U.S. Pat. No. 1,990,253 A and DE 418 221 C disclose sand spreading devices with mechanical swinging devices.
Sand spreading systems are particularly used in the case of rail vehicles with drive. In so doing, the sand available in the sand reservoir is fed, via the sand dosing and blocking device, to a conveyor device that is usually actuated pneumatically, and subsequently the sand is conducted via appropriate lines to the gap between the vehicle wheel and the rail or the ground, respectively, so that a slip and slide protection is formed.
The sand dosing devices, in particular the piston-controlled sand dosing and blocking devices known from prior art feature a number of disadvantages that will be listed in the following.
The installation of the known, in particular piston controlled sand dosing and blocking devices is basically only possible externally of the sand reservoir, which increases the space requirement of the sand dosing device substantially. Due to the installation height required, only a comparatively small filling volume of the sand reservoir can be provided in the case of a limited installation space. This results in shorter or more sand re-filling intervals.
It is a disadvantage that, with the known sand dosing and blocking devices, the amount of sand to be discharged can moreover be dosed with comparatively little accuracy only, since the amount of sand transmitted to the conveying device is strongly influenced by the sand quality, i.e. in particular the size of the grains of sand. It is especially the setting of small amounts of sand that is possible in a limited manner only with the known piston-controlled sand dosing and blocking devices. The smallest dosing piston opening gap and hence also the smallest setting of the amount of sand depends on the grain size of the sand used, so that the largest grain of sand determines the smallest dosing piston opening gap or the smallest amount of sand, respectively.
During operation of the sand spreading system, in the case of pneumatic sand conveyance, a negative pressure is produced by the injector function by the suction effect, said negative pressure having a negative effect in particular in the case of small settings of the amount of sand or a small dosing piston opening gap, respectively, since the sand is compacted in the outlet cross-section and functional disorders, e.g. congestions, may be caused. Even by particular additional measures (e.g. the controlled supply of an air flow into the injector chamber for reducing the negative pressure via a bypass) can this effect be compensated for partially only.

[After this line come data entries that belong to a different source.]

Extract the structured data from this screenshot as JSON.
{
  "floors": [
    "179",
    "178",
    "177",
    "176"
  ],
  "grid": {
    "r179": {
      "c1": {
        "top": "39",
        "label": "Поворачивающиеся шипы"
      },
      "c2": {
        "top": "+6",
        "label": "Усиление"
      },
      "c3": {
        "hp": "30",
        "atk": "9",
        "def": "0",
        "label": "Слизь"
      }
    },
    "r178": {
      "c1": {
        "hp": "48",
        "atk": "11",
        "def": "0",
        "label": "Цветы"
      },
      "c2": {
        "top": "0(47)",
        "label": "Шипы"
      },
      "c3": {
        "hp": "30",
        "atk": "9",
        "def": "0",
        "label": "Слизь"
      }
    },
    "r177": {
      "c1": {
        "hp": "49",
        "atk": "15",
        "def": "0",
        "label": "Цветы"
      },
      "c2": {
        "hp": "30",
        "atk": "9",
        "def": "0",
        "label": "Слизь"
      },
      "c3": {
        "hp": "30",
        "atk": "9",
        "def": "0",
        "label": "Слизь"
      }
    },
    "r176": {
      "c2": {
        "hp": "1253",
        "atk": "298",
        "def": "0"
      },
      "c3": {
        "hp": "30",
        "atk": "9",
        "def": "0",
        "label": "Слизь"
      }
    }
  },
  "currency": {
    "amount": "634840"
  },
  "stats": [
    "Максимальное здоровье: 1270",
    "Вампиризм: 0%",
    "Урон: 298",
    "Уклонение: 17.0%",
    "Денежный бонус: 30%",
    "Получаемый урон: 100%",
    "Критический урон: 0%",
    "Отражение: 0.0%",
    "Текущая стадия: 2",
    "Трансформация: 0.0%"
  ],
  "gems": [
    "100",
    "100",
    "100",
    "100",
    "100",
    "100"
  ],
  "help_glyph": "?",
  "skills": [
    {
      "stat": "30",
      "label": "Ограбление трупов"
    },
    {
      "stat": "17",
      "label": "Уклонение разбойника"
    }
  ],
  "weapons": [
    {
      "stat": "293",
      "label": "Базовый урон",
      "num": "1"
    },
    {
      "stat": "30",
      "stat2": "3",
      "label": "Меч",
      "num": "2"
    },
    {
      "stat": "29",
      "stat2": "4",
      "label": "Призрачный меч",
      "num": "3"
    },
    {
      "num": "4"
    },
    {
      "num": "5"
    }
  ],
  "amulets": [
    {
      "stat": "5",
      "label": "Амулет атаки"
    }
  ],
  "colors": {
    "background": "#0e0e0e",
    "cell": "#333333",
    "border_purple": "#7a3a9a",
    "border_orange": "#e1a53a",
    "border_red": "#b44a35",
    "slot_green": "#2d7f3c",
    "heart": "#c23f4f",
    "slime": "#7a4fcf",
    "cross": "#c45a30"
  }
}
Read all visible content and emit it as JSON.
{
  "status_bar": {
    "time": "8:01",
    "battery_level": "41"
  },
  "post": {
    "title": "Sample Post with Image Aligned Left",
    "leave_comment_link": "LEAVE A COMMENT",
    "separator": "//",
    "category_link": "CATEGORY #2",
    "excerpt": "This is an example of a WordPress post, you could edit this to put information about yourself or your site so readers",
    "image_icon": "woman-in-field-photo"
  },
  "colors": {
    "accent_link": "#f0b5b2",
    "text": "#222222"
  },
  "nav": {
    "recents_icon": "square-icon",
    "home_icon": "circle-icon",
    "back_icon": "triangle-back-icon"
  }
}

The setting of the amount of sand can only be performed individually for every single sand dosing device, for instance, by a setting screw at the actuator which is positioned externally. This means that every single sand dosing device has to be adjusted to the amount of sand required with a correspondingly high effort of time and personnel.
Furthermore, the sand dosing devices known have no useful possibility of continuously regulating the amount of sand conveyed as a function of the velocity of the vehicle.